NPs can undergo transport to across BBB via paracellular transport by opening TJs between endothelial cells leading to localised permeabilization of the BBB which allocates drug penetration from conjugated NPs; transcellular transport by crossing through endothelial cells; endocytosis via transport across endothelial cells; or receptor-mediated transcytosis to target several receptors like transferrin and low-density lipoprotein receptors. NPs like polymeric nanoparticles, liposomes, transferosomes, solid lipid nanoparticles, nanostructured lipid carrier, functionalized polymeric nanoparticles and carbon nanotubes have capability to be remodelled in requisites of their size, shape, hydrophobicity, surface charge, coating and chemistry.

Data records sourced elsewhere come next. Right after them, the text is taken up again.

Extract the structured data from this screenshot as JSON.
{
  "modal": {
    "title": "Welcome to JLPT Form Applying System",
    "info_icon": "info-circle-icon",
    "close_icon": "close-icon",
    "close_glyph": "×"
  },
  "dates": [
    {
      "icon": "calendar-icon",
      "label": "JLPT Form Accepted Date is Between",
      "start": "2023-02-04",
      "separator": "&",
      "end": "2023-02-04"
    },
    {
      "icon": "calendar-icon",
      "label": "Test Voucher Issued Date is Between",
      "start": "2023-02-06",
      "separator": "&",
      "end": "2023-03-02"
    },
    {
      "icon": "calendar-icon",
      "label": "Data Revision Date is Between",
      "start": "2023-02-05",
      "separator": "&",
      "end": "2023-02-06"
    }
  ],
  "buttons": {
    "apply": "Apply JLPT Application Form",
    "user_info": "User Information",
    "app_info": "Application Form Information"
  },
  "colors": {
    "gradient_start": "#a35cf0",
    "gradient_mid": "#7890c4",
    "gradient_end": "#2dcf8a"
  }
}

The functionalized NPs surface coated with specific ligands like peptides, proteins, and antibodies either chemically or physically could be successfully used for brain targeting to achieve improved treatment of bacterial meningitis. Therefore, due to wonderful physical, chemical, and biological characteristics of NPs, they could be considered as revitalizing optimistic systems for targeted drug delivery CNS and are complementary for the diagnosis and alleviation of brain disorders like bacterial meningitis.